Later, during a lunch break, I had the chance to mingle with Natalia and a handful of other escorts and took the opportunity to determine if my optimistic instinct about this elite group was accurate.
I inquired about their sources for news, leisure activity habits, career interests, etc. Each one was eager to talk in turn and provided impressive responses that seemed more mature than the average fifth grader.
When I later learned the escorts were interviewed before being selected, I presumed they were the school's cream of the crop and will likely attain their aspirations, as will a sharp Canarsie High School senior I've been working with since last September
After years of figuratively pulling teeth, requesting one student to write about newsworthy events and programs at each local high school, we had little success until last fall when Brittni Kanhai called and informed us she wanted to be the Courier's correspondent at her school.

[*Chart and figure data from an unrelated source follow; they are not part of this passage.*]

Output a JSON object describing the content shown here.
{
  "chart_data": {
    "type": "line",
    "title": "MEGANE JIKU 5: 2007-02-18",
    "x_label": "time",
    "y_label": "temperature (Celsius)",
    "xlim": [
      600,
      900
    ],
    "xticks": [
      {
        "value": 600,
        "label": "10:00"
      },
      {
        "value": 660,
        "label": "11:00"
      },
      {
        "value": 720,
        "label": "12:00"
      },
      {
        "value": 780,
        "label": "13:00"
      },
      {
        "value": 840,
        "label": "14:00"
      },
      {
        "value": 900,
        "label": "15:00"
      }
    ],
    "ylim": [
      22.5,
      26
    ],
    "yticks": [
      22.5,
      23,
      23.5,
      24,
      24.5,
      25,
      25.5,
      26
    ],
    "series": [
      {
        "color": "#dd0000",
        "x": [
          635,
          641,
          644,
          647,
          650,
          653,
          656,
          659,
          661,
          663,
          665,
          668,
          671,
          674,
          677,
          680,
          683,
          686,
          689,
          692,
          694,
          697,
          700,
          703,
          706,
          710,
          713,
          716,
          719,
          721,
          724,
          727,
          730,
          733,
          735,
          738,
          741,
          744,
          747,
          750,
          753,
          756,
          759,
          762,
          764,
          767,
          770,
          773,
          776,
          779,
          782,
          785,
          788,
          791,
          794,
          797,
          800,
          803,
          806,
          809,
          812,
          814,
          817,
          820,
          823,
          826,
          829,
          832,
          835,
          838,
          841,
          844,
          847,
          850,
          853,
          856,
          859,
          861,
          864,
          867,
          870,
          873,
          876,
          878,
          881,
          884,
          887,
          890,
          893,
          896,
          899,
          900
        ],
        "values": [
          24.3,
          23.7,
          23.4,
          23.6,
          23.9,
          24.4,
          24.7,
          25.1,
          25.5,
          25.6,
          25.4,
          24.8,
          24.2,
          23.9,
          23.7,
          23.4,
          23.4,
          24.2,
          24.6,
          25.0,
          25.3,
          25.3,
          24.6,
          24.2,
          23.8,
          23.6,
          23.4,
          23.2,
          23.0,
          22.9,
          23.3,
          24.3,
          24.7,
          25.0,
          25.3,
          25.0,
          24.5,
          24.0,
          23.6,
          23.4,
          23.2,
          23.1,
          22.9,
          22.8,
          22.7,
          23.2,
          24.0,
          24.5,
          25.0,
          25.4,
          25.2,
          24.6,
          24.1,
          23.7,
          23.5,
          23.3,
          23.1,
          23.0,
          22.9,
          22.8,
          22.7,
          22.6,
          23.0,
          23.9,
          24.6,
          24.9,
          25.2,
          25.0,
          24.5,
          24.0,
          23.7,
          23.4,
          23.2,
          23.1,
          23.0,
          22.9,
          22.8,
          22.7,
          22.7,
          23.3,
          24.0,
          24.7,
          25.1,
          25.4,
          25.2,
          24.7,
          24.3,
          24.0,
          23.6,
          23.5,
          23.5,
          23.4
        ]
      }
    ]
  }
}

She made a noteworthy first impression, but I was skeptical due to prior disappointments from other promising freelancers. Nevertheless, the cordial coed erased any doubts with her first assignment. Not only was it surprisingly well written for a high school student with minimal experience, but it also showed a flair for reporting and writing, which are separate and distinct journalism characteristics. Eight months later, we are grateful for the contributions we received from this bright, poised, articulate, responsible young woman, who is graduating fifth in her class of over 400 students.
More often than not, before we gave her assignments, Brittni was motivated enough to offer ideas, which we generally rubber-stamped. She also turned in her reports within the parameters of our deadlines and welcomed the constructive criticism, demonstrating a responsibility not always evident at her age.
Our instincts about Brittni, who plans on majoring in print journalism at St. John's University beginning in September, came to fruition when we learned that News 12 Brooklyn selected her for this week's "Student of the Week." No one is probably prouder than her parents for the cable news channel's tribute, but as her mentors for the last several months, we, too, are privileged to have been associated with Brittni as she prepares to continue her education and pursue her career goals.
While adults sometimes chastise the younger generation for its apparent indifference and self-absorption, my recent experiences demonstrated there are sufficient ripe apples in the bushel to guarantee the rotten ones won't impede their progress.